With the start of classes this past Monday, another spring break has come and gone as Brown students embark on the homestretch before the end of the semester. Though the time off from class was universally awaited, the stereotypical portrait of college spring break as a week for students to travel is something of a social construct that accentuates the unmistakable air of privilege on Brown’s campus.
Two weeks ago, a professor of mine prompted class discussion by having us go around the room and tell the rest of the class “where we were going for spring break.” Some students were indeed going to distant places; Miami, Mexico, even Paris. But many, if not the majority of students, were going home or staying on campus for the week.
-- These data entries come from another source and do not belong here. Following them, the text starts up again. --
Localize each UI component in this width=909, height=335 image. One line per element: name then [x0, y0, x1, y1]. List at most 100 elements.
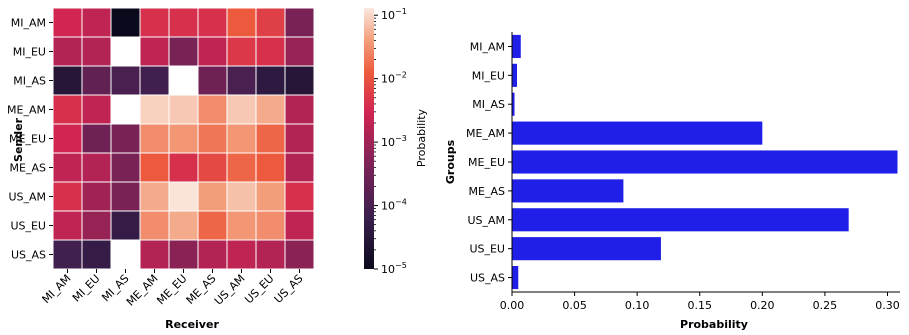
- bar-chart-x-tick-label: 0.05: [562, 299, 587, 312]
- bar: [512, 63, 518, 87]
- heatmap-cell: [81, 152, 112, 183]
- bar-chart-y-tick-label: US_AS: [470, 272, 505, 285]
- heatmap-row-label: ME_EU: [9, 133, 46, 146]
- colorbar-tick-label: 10−1: [381, 7, 407, 22]
- heatmap-cells: [52, 7, 315, 270]
- bar-chart-y-ticks: MI_AM MI_EU MI_AS ME_AM ME_EU ME_AS US_AM US_EU…: [466, 40, 512, 285]
- heatmap-cell: [139, 7, 170, 38]
- bar-chart-y-tick-label: MI_EU: [472, 69, 505, 82]
- heatmap-cell: [284, 181, 315, 212]
- heatmap-cell: [226, 65, 257, 96]
- bar: [512, 150, 898, 174]
- heatmap-chart: MI_AMMI_EUMI_ASME_AMME_EUME_ASUS_AMUS_EU…: [7, 7, 428, 331]
- heatmap-cell: [139, 65, 170, 96]
- heatmap-cell: [197, 239, 228, 270]
- heatmap-cell: [52, 65, 83, 96]
- heatmap-cell: [197, 181, 228, 212]
- heatmap-cell: [168, 94, 199, 125]
- heatmap-row-label: MI_EU: [13, 46, 46, 59]
- heatmap-cell: [226, 36, 257, 67]
- heatmap-cell: [52, 123, 83, 154]
- heatmap-cell: [110, 65, 141, 96]
- colorbar-tick-label: 10−5: [381, 261, 407, 276]
- heatmap-row-label: MI_AS: [13, 75, 46, 88]
- heatmap-cell: [255, 7, 286, 38]
- bar-chart: MI_AM MI_EU MI_AS ME_AM ME_EU ME_AS US_AM US_EU…: [444, 32, 900, 331]
- heatmap-cell: [255, 65, 286, 96]
- heatmap-cell: [81, 239, 112, 270]
- heatmap-cell: [110, 7, 141, 38]
- bar: [512, 121, 763, 145]
- heatmap-column-label: ME_AM: [124, 272, 161, 309]
- bar-chart-xlabel: Probability: [680, 318, 748, 331]
- bar-chart-y-tick-label: MI_AS: [472, 98, 505, 111]
- bar-chart-y-tick-label: US_EU: [469, 243, 505, 256]
- heatmap-row-label: ME_AS: [10, 162, 46, 175]
- heatmap-row-label: ME_AM: [7, 104, 46, 117]
- heatmap-column-label: MI_AM: [39, 272, 73, 306]
- heatmap-row-label: US_AS: [11, 249, 46, 262]
- bar: [512, 92, 515, 116]
- heatmap-cell: [255, 181, 286, 212]
- heatmap-cell: [168, 181, 199, 212]
- heatmap-cell: [168, 36, 199, 67]
- heatmap-cell: [139, 152, 170, 183]
- heatmap-cell: [255, 239, 286, 270]
- heatmap-cell: [284, 65, 315, 96]
- heatmap-cell: [139, 94, 170, 125]
- heatmap-cell: [197, 36, 228, 67]
- heatmap-cell: [226, 123, 257, 154]
- colorbar: [364, 8, 374, 269]
- heatmap-cell: [52, 7, 83, 38]
- heatmap-cell: [52, 181, 83, 212]
- bar-chart-x-ticks: 0.00 0.05 0.10 0.15 0.20 0.25 0.30: [500, 292, 900, 312]
- heatmap-cell: [226, 181, 257, 212]
- bar-chart-ylabel: Groups: [444, 139, 457, 184]
- heatmap-cell: [168, 123, 199, 154]
- heatmap-cell: [110, 94, 141, 125]
- heatmap-cell: [284, 7, 315, 38]
- heatmap-cell: [52, 152, 83, 183]
- heatmap-cell: [81, 181, 112, 212]
- heatmap-cell: [168, 239, 199, 270]
- heatmap-column-label: US_AM: [212, 272, 248, 308]
- bar-chart-x-tick-label: 0.20: [750, 299, 775, 312]
- heatmap-cell: [110, 210, 141, 241]
- heatmap-cell: [255, 210, 286, 241]
- heatmap-cell: [168, 65, 199, 96]
- heatmap-cell: [110, 181, 141, 212]
- heatmap-cell: [284, 123, 315, 154]
- heatmap-cell: [52, 36, 83, 67]
- heatmap-cell: [52, 239, 83, 270]
- heatmap-row-labels: MI_AM MI_EU MI_AS ME_AM ME_EU ME_AS US_AM US_EU…: [7, 17, 53, 262]
- bar: [512, 34, 521, 58]
- colorbar-tick-label: 10−3: [381, 134, 407, 149]
- heatmap-cell: [284, 152, 315, 183]
- heatmap-cell: [81, 7, 112, 38]
- bar-chart-x-tick-label: 0.00: [500, 299, 525, 312]
- colorbar-tick-label: 10−2: [381, 71, 407, 86]
- bar-chart-x-tick-label: 0.25: [813, 299, 838, 312]
- heatmap-column-labels: MI_AMMI_EUMI_ASME_AMME_EUME_ASUS_AMUS_EU…: [39, 269, 306, 309]
- heatmap-cell: [139, 36, 170, 67]
- heatmap-cell: [168, 152, 199, 183]
- heatmap-cell: [110, 36, 141, 67]
- bar-chart-y-tick-label: ME_AS: [469, 185, 505, 198]
- heatmap-xlabel: Receiver: [165, 318, 219, 331]
- heatmap-row-label: MI_AM: [11, 17, 46, 30]
- bar-chart-y-tick-label: US_AM: [467, 214, 505, 227]
- bar: [512, 237, 661, 261]
- heatmap-column-label: ME_EU: [154, 272, 189, 307]
- heatmap-cell: [81, 210, 112, 241]
- heatmap-cell: [284, 94, 315, 125]
- heatmap-row-label: US_AM: [8, 191, 46, 204]
- colorbar-tick-label: 10−4: [381, 198, 407, 213]
- heatmap-cell: [255, 152, 286, 183]
- bar-chart-x-tick-label: 0.30: [875, 299, 900, 312]
- heatmap-cell: [81, 94, 112, 125]
- bar: [512, 179, 624, 203]
- heatmap-cell: [226, 210, 257, 241]
- heatmap-cell: [197, 94, 228, 125]
- heatmap-ylabel: Sender: [12, 117, 25, 162]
What was intended as a bonding exercise for the class instead created a divide between students.
This is not the first situation I have experienced at Brown where people have misconstrued what spring break signifies for most students — merely a week away from class. Though surely not ill-intentioned, the very question “where are you going?” assumes that the ability to travel to a different city or country for a week is a given rather than a privilege. It also creates a hierarchy of exoticism; those who travel farther away are seen as having a ‘better’ break than those who do not.
Brown students hail from an array of geographic regions and socioeconomic sectors. This diversity allows for a wide range of perspectives on campus and promotes a positive sense of individuality. But when the median annual family income for Brown students is $204,200, the highest in the Ivy League, some permeation of privilege into Brown’s campus culture is inevitable. More students at Brown come from families in the top 1 percent of income earners than from the bottom sixty percent, so the apparent normalization of access and freedom to travel is understandable. Conversations about spring break merely highlight the ways we lump everyone into this statistic and are insensitive to the unique personal situations of students in which many are not able to travel or even return home for breaks. The privilege that undeniably exists on this campus is not necessarily to be demonized, but when it manifests itself in conversations that evoke exclusivity, it is demonstrative of the work that still needs to be done on campus. Specifically, we should be using our unique diversity to promote better self-awareness in our actions and conversations with others.
This is not just a matter of wealth. Universities across the United States are advising international students from target countries on which Trump has placed a no-entry ban not to return home for university breaks, for fear that these students will not be allowed to come back. Furthermore, many students may feel unsafe or unwelcome going home for breaks or perhaps not have a home to return to. Though there are no Brown-specific statistics available on housing for homeless students, the presence of homeless college students throughout some of the country’s most elite universities is a reality seldom acknowledged. We should keep these truths in mind during future group discussions.
Brown tries very hard to promote inclusivity, but that attitude starts at the student body level and, more specifically, through casual conversation and class discussion. The assumptions we make in these moments have the power to marginalize individuals and make them feel invisible or less than.
This is not a difficult attitude to adjust. Even changing the way we frame our questions from “where are you going” to “what are you doing” removes the expectation of privilege and opens up the dialogue to a broader range of subjects. Applying this to a general shift toward conscientiousness will help us remove the assumptions we place on others so that together we will be able to dismantle the hegemonic notion of spring break and enjoy the time off from class for what it is.